There’s a thoughtful post at OpenBible.info about Bibleref and an emerging W3C standard called RDFa which provides another possible approach to identifying references to Bible passages on the web. The OpenBible.info post provides a good example of how these two approaches might compare: the question is which approach makes more sense.

My interest in Bibleref is only to achieve a practical goal: making it easier to distinguish and characterize citations of Biblical passages. So my pragmatic answer is, whatever approach gets us closer to that goal.

In the context of emerging Internet technologies and practices, Bibleref attempts to solve a specific, small problem that is nevertheless representative of a much wider set of challenges:

How to “upgrade” the web as it exists today (mostly display-oriented prose) to more structured and meaningful data

  • without breaking things that already work
  • without requiring too much effort from web page authors
  • in a way that will carry us forward into whatever the future Web turns out to be

One consequence of the unbridled growth of the World Wide Web is lots of conflicting standards. There’s a constant tension between those who think carefully about requirements and want a neat and tidy approach, versus those who just want to get something practical done. Both approaches have their merits, but it’s clear the Web as it exists today would never have developed if it hadn’t been possible for excited individuals to go write their own web pages with a simple text editor.

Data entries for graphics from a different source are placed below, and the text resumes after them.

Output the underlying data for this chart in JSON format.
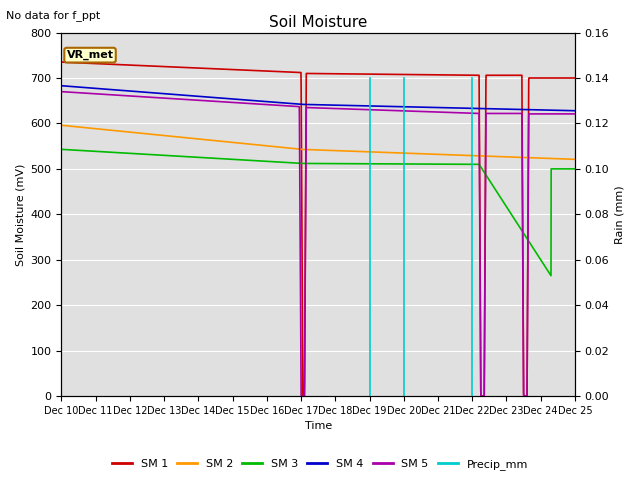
{
  "title": "Soil Moisture",
  "subtitle": "No data for f_ppt",
  "ylabel_left": "Soil Moisture (mV)",
  "ylabel_right": "Rain (mm)",
  "xlabel": "Time",
  "annotation": "VR_met",
  "ylim_left": [
    0,
    800
  ],
  "ylim_right": [
    0.0,
    0.16
  ],
  "yticks_left": [
    0,
    100,
    200,
    300,
    400,
    500,
    600,
    700,
    800
  ],
  "yticks_right": [
    0.0,
    0.02,
    0.04,
    0.06,
    0.08,
    0.1,
    0.12,
    0.14,
    0.16
  ],
  "xtick_labels": [
    "Dec 10",
    "Dec 11",
    "Dec 12",
    "Dec 13",
    "Dec 14",
    "Dec 15",
    "Dec 16",
    "Dec 17",
    "Dec 18",
    "Dec 19",
    "Dec 20",
    "Dec 21",
    "Dec 22",
    "Dec 23",
    "Dec 24",
    "Dec 25"
  ],
  "sm1_color": "#cc0000",
  "sm2_color": "#ff9900",
  "sm3_color": "#00bb00",
  "sm4_color": "#0000cc",
  "sm5_color": "#aa00aa",
  "precip_color": "#00cccc",
  "background_color": "#e0e0e0",
  "grid_color": "#ffffff",
  "figsize": [
    6.4,
    4.8
  ],
  "dpi": 100
}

Microformats are more toward the “pave the cowpaths” end of this continuum, focusing on re-using existing HTML constructs in slightly more semantic fashion. RDFa requires somewhat more overhead in the use of namespaces and the RDF model (not too surprising given its W3C sponsorship). But, if you think Yahoo Search’s Amit Kumar is right (i do) that search is the “killer app” for the Semantic Web, the issue of how all that data will get indexed and processed is as significant as how it will get authored in the first place. Since each microformat is a new special case, and searching for Bible references isn’t quite in the mainstream of the Internet economy, it’s easy to question whether a microformat-based Bibleref standard will ever achieve critical mass.

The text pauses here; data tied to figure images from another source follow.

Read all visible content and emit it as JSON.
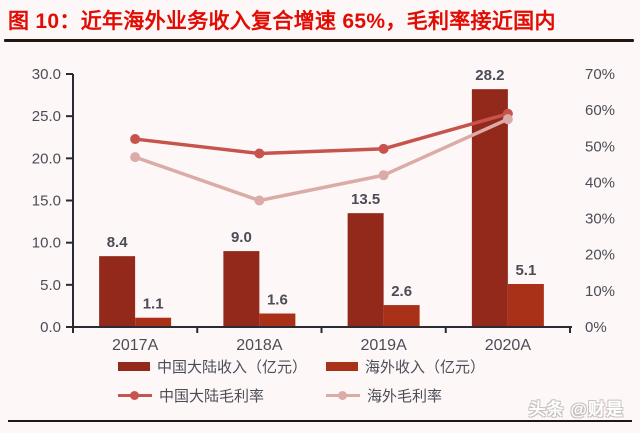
{
  "title": "图 10：近年海外业务收入复合增速 65%，毛利率接近国内",
  "watermark": "头条 @财是",
  "colors": {
    "title_red": "#e10c04",
    "domestic_bar": "#93291a",
    "overseas_bar": "#a93118",
    "domestic_line": "#c6544d",
    "overseas_line": "#dbaba7",
    "axis": "#2b2b33",
    "label_gray": "#4c4c57",
    "background": "#fdf8f7",
    "rule": "#241712"
  },
  "chart_data": {
    "type": "bar+line",
    "categories": [
      "2017A",
      "2018A",
      "2019A",
      "2020A"
    ],
    "series": [
      {
        "name": "中国大陆收入（亿元）",
        "type": "bar",
        "axis": "left",
        "color": "#93291a",
        "values": [
          8.4,
          9.0,
          13.5,
          28.2
        ],
        "labels": [
          "8.4",
          "9.0",
          "13.5",
          "28.2"
        ]
      },
      {
        "name": "海外收入（亿元）",
        "type": "bar",
        "axis": "left",
        "color": "#a93118",
        "values": [
          1.1,
          1.6,
          2.6,
          5.1
        ],
        "labels": [
          "1.1",
          "1.6",
          "2.6",
          "5.1"
        ]
      },
      {
        "name": "中国大陆毛利率",
        "type": "line",
        "axis": "right",
        "color": "#c6544d",
        "values": [
          52.0,
          48.0,
          49.3,
          59.0
        ]
      },
      {
        "name": "海外毛利率",
        "type": "line",
        "axis": "right",
        "color": "#dbaba7",
        "values": [
          47.0,
          35.0,
          42.0,
          57.5
        ]
      }
    ],
    "left_axis": {
      "min": 0,
      "max": 30,
      "step": 5,
      "ticks": [
        "30.0",
        "25.0",
        "20.0",
        "15.0",
        "10.0",
        "5.0",
        "0.0"
      ]
    },
    "right_axis": {
      "min": 0,
      "max": 70,
      "step": 10,
      "ticks": [
        "70%",
        "60%",
        "50%",
        "40%",
        "30%",
        "20%",
        "10%",
        "0%"
      ]
    },
    "grid": false,
    "legend_position": "bottom"
  }
}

I’m rambling a bit: here’s a more coherent summary of where i see things today, slightly less than a year after my first Bibleref proposal:

  • the “semantic HTML” form of the current Bibleref proposal makes sense, and would be easy enough for bloggers and other content publishers to use at web scale.
  • Logos’ RefTagger makes it even easier, by identifying the most typical kinds of references. However, its results are dynamic, not persistent in the actual markup of the web page, so there’s currently no way for search engines to benefit from this processing. I’m hoping that we’ll eventually be able to provide a tool that actually generates Bibleref-style markup in pages.
  • Using RDFa would also be a workable way to get more Bibleref markup onto the web (for those who understand it and are motivated enough). Though there may be practical reasons to promote one approach over another, from a technical standpoint they have the same result (identify and normalizing references), and so one doesn’t have to exclude the other.
  • until there’s a way to actually search for Bibleref, none of this will make much difference, because content producers won’t have the payoff to motivate them to take the extra trouble. For that reason, i’m more inclined to bet on Yahoo, and if RDFa is how they plan to index and expose this content, that might make more sense (though i’d like to understand better how this will all work).

(You’ll find some more thoughts in my BibleTech 2008 talk on Bibleref.)